Воспитание ангела. Сборник повести и рассказов
Сергей почувствовал, что голоден, проглотил, не жуя, котлету и выпил жидкого, пахнущего сеном чаю.
На следующий день в палате появились Ленка и Лёха.
Ленка сразу пощупала Сергею лоб, проверила пульс, позвала сестру и потребовала убрать с тумбочки недоеденный завтрак. Ребята рассказали, что всех вызывали в милицию, допрашивали как свидетелей. Нож, которым Трофимов ударил Сергея, нашли рядом с площадкой в кустах.

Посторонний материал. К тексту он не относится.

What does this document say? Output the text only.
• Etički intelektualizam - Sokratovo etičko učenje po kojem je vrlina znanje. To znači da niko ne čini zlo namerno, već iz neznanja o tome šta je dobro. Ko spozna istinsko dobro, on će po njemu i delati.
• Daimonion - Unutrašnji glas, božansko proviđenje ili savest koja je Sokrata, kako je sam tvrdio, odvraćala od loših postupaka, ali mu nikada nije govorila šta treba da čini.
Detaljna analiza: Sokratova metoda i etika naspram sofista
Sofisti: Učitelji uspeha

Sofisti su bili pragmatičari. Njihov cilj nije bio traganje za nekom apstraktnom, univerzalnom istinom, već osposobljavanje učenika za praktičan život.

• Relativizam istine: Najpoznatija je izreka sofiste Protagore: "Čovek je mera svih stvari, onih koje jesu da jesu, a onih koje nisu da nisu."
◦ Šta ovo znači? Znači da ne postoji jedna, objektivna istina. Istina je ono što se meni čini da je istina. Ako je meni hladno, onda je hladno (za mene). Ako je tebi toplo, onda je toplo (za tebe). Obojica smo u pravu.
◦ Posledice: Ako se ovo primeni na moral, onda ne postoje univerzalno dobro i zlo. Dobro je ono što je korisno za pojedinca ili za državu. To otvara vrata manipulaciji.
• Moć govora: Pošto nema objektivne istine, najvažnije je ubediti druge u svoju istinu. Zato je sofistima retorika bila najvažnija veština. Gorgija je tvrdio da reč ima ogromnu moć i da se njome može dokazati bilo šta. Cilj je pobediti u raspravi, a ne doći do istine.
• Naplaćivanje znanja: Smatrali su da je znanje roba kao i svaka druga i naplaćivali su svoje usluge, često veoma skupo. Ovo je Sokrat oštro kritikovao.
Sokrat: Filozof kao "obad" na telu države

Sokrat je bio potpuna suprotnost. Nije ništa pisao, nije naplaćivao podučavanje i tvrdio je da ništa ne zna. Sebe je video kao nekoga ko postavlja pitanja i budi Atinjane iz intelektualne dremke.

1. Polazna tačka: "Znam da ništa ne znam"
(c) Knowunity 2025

– Интересный такой ножичек, – сказал Лёха, – пружинный и, представляешь, с фашистской свастикой. А знаешь, Серый, ведь это я виноват. Ведь я его у Трофима видел, когда обыскивал, но он сказал, что это пенал для ручки. Я, дурак, и поверил.
– Ничего ты не виноват, – сказал Сергей, – он мне его тоже как-то показывал. Ещё купить предлагал. Я тогда тоже не разобрал, что это такое, пока он на кнопку не нажал.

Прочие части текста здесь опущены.